Pour la 7ème édition du Panorama du Cinéma Colombien, Le Chien qui aboie a organisé un après-midi spécialement consacré à la projection de 5 courts-métrages dévoilant des paysages, des récits et une partie de l’histoire colombienne trop souvent ignoréée par le grand écran : ceux des afro-descendants invisibilisés et silenciés. Dulce (2018) documentaire d’Angello Faccini et Guille Isa, Moriviví (2018) documentaire de David Aguilera, Maria de los esteros (2018) fiction de Eugenio Gómez, Yover (2018) fiction d’Edison Sanchez ainsi que Divinas melodías (2018) fiction de Lucas Silva composent la sélection des courts-afro-colombiens.

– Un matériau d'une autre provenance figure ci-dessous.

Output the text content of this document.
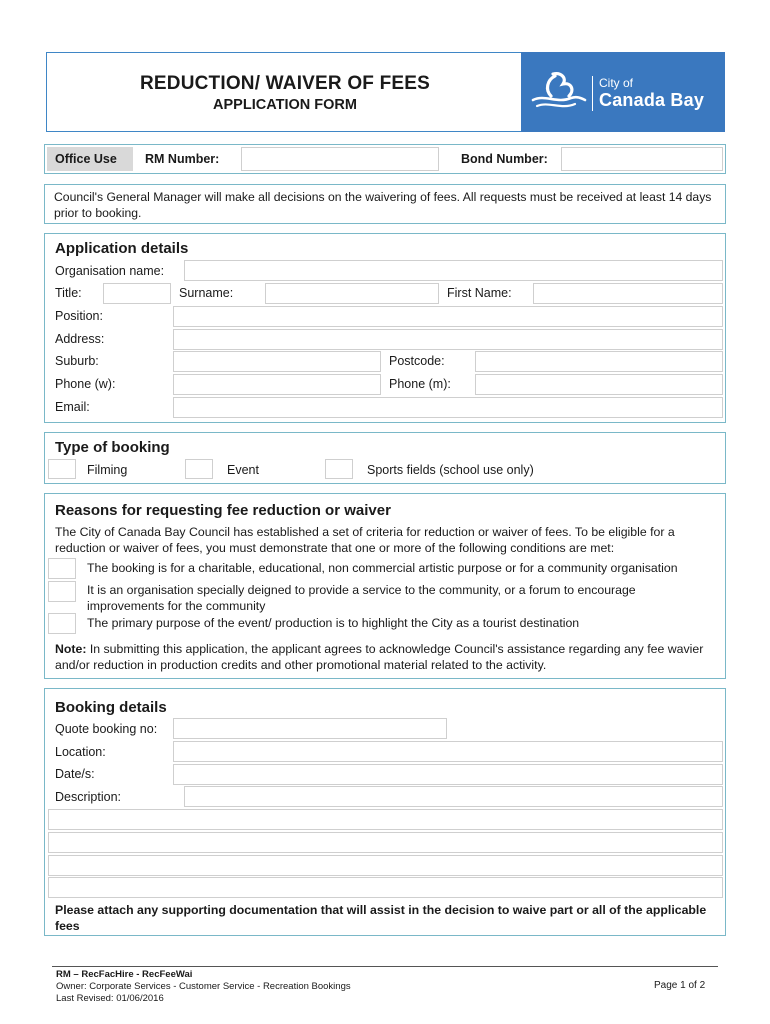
REDUCTION/ WAIVER OF FEES
APPLICATION FORM
City of
Canada Bay
Office Use	RM Number:	Bond Number:
Council's General Manager will make all decisions on the waivering of fees. All requests must be received at least 14 days prior to booking.
Application details
Organisation name:
Title:	Surname:	First Name:
Position:
Address:
Suburb:	Postcode:
Phone (w):	Phone (m):
Email:
Type of booking
Filming	Event	Sports fields (school use only)
Reasons for requesting fee reduction or waiver
The City of Canada Bay Council has established a set of criteria for reduction or waiver of fees. To be eligible for a reduction or waiver of fees, you must demonstrate that one or more of the following conditions are met:
The booking is for a charitable, educational, non commercial artistic purpose or for a community organisation
It is an organisation specially deigned to provide a service to the community, or a forum to encourage improvements for the community
The primary purpose of the event/ production is to highlight the City as a tourist destination
Note: In submitting this application, the applicant agrees to acknowledge Council's assistance regarding any fee wavier and/or reduction in production credits and other promotional material related to the activity.
Booking details
Quote booking no:
Location:
Date/s:
Description:
Please attach any supporting documentation that will assist in the decision to waive part or all of the applicable fees
RM – RecFacHire - RecFeeWai
Owner: Corporate Services - Customer Service - Recreation Bookings
Last Revised: 01/06/2016
Page 1 of 2
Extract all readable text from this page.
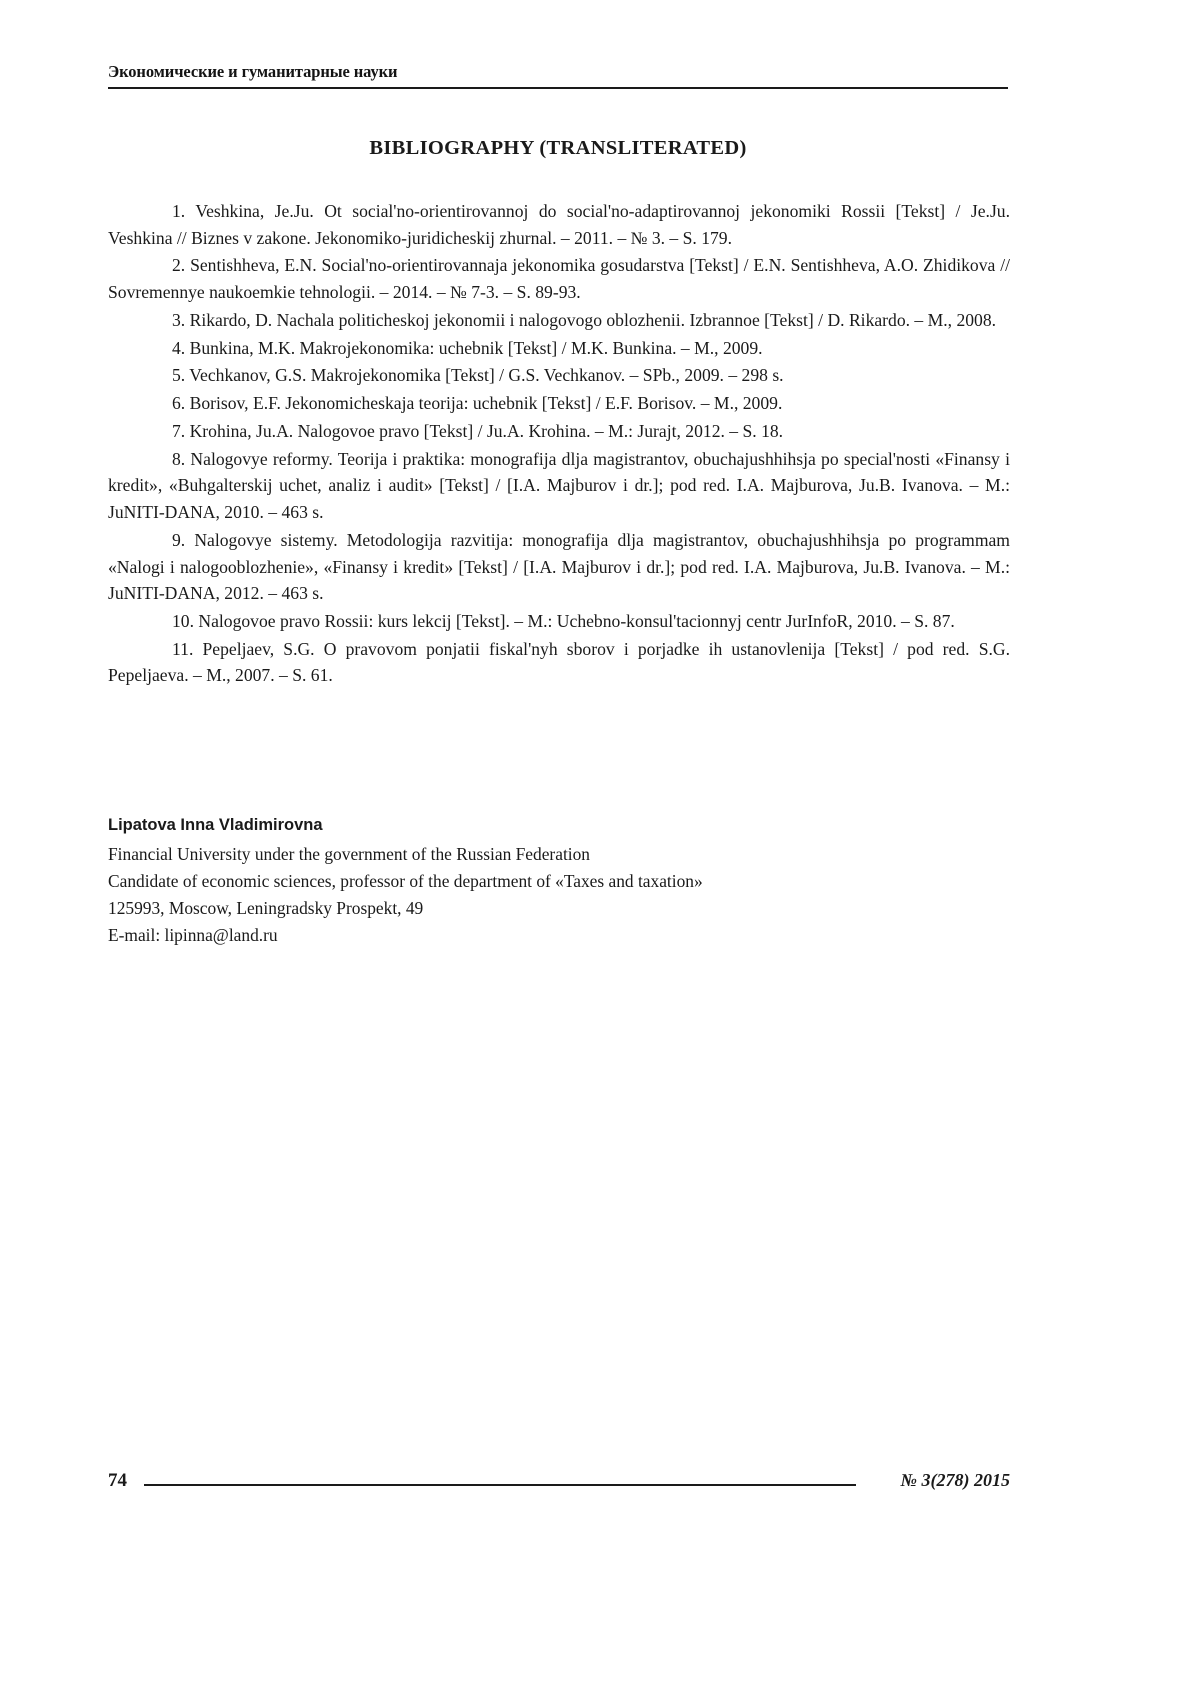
Экономические и гуманитарные науки
BIBLIOGRAPHY (TRANSLITERATED)

1. Veshkina, Je.Ju. Ot social'no-orientirovannoj do social'no-adaptirovannoj jekonomiki Rossii [Tekst] / Je.Ju. Veshkina // Biznes v zakone. Jekonomiko-juridicheskij zhurnal. – 2011. – № 3. – S. 179.

2. Sentishheva, E.N. Social'no-orientirovannaja jekonomika gosudarstva [Tekst] / E.N. Sentishheva, A.O. Zhidikova // Sovremennye naukoemkie tehnologii. – 2014. – № 7-3. – S. 89-93.

3. Rikardo, D. Nachala politicheskoj jekonomii i nalogovogo oblozhenii. Izbrannoe [Tekst] / D. Rikardo. – M., 2008.

4. Bunkina, M.K. Makrojekonomika: uchebnik [Tekst] / M.K. Bunkina. – M., 2009.

5. Vechkanov, G.S. Makrojekonomika [Tekst] / G.S. Vechkanov. – SPb., 2009. – 298 s.

6. Borisov, E.F. Jekonomicheskaja teorija: uchebnik [Tekst] / E.F. Borisov. – M., 2009.

7. Krohina, Ju.A. Nalogovoe pravo [Tekst] / Ju.A. Krohina. – M.: Jurajt, 2012. – S. 18.

8. Nalogovye reformy. Teorija i praktika: monografija dlja magistrantov, obuchajushhihsja po special'nosti «Finansy i kredit», «Buhgalterskij uchet, analiz i audit» [Tekst] / [I.A. Majburov i dr.]; pod red. I.A. Majburova, Ju.B. Ivanova. – M.: JuNITI-DANA, 2010. – 463 s.

9. Nalogovye sistemy. Metodologija razvitija: monografija dlja magistrantov, obuchajushhihsja po programmam «Nalogi i nalogooblozhenie», «Finansy i kredit» [Tekst] / [I.A. Majburov i dr.]; pod red. I.A. Majburova, Ju.B. Ivanova. – M.: JuNITI-DANA, 2012. – 463 s.

10. Nalogovoe pravo Rossii: kurs lekcij [Tekst]. – M.: Uchebno-konsul'tacionnyj centr JurInfoR, 2010. – S. 87.

11. Pepeljaev, S.G. O pravovom ponjatii fiskal'nyh sborov i porjadke ih ustanovlenija [Tekst] / pod red. S.G. Pepeljaeva. – M., 2007. – S. 61.

Lipatova Inna Vladimirovna
Financial University under the government of the Russian Federation
Candidate of economic sciences, professor of the department of «Taxes and taxation»
125993, Moscow, Leningradsky Prospekt, 49
E-mail: lipinna@land.ru
74	№ 3(278) 2015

La Colombie est le pays hispanophone qui a le plus grand nombre de population afro-descendante en Amérique latine après le Brésil. Et cependant, la représentation de ces cultures n’est que trop récente. L’histoire nationale enseignée à l’école omet non seulement leurs traditions centenaires mais également leur rôle dans des événements majeurs de l’histoire colombienne, tels que l’abolition de l’esclavage, ou encore de l’inaction gouvernementale pour protéger cette population dans un contexte du conflit armé et du trafic de drogue. Néanmoins, les afro-descendants gardent un lien extrêmement fort à leurs traditions et des modes de vie qui résistent à la mondialisation de la société contemporaine. Ces récits s’éloignent de l’histoire andine des grandes villes colombiennes (Bogota, Medellin, Cali) pour aborder celle d’autres régions du pays; ce nouveau cinéma est une fenêtre sur les paysages humides, les fleuves, la jungle, les mangroves et les esprits magiques qui les habitent ; pour voir des populations qui se servent de leurs récits, de leurs chants et de leurs instruments pour résister.
La série des courts-métrages insiste sur la résistance des héritages ancestraux des diverses communautés afro-descendantes dans la région du Pacifique colombien. Chaque réalisateur s’immerge dans ces territoires pour enregistrer ce qui se vie à l’intérieur ; chacun construit une narration à partir du territoire et de ses récits. Maria de los esteros et Dulce montrent la tradition des « piangüeras » : groupe de femmes qui récolte les « pianguas » -sorte d’huîtres tropicales- des mangroves; Divinas melodias retranscrit le processus de fabrication de la marimba de chonta, ce «piano de la jungle» qui est élaboré par le marimbero et l’esprit malin et magique du duende -lutin-. Qu’ils s’agissent de documentaires, des fictions ou de courts expérimentales, tout se passe comme si la caméra devenait témoin-observateur de ce territoire de jungle humide où l’homme se déplace en canoë pour traverser fleuves et rivières avant d’arriver à la mer.
Les différents courts-métrages font apparaître des personnages qui, pour préserver leur héritage, pour préserver leur imaginaire et leur mémoire collective, mènent un combat quotidien pour résister. Maria reste dans le mangrove pour lutter contre l’oubli. Pédalant sur son vélo, Yover contribue à la reconstruction du récit de Bojayá, où les groupes armés ont effectué un massacre civil en 2002. Dulce apprend à nager pour se défendre contre les dégâts environnementaux de la mangrove. La famille de Moriviví résiste en choisissant de rester dans ce village qui ressemble à une cage, plutôt que de partir à la ville. Ces différents courts-métrages racontent non pas les récits traditionnels du passé mais les récits profondément actuels des populations afro-descendantes qui ont le désir et la volonté de rester enracinées dans leurs
territoires. Le geste des réalisateurs rend audibles et visibles les récits de ces populations, et fait entrer ces narrations dans le cinéma de manière à les reconnaître comme faisant partie intégrale de l’histoire colombienne. Les caméras de ces cinq réalisateurs se placent dans cet instant-là, dans cet interstice, dans cet espace entre un passé traditionnel et un futur destructeur.
Ces courts dressent le portrait de populations qui restent dans les territoires dont ils ont hérités. Ces cinq courts-métrages laissent voir les pratiques musicales comme celle des chants yoruba cubain, des alabaos du Pacifique et l’utilisation du marimba pour vaincre la nostalgie, l’injustice, l’oubli et le silence. Il s’agit de lever la voix et faire sonner les instruments et répandre ces chants ancestraux sur la jungle, l’humidité, les fleuves, le sable et les oreilles des -bons ?- de curieux à l’écoute. Il n’est pas anodin que Yover se termine par un chant des Alabaoras de Bojayá : ce groupe de femmes qui se forma le lendemain du massacre et qui fut invité pour lever ces voix contre l’oubli lors de la signature du processus de paix à Cartagena en septembre 2016.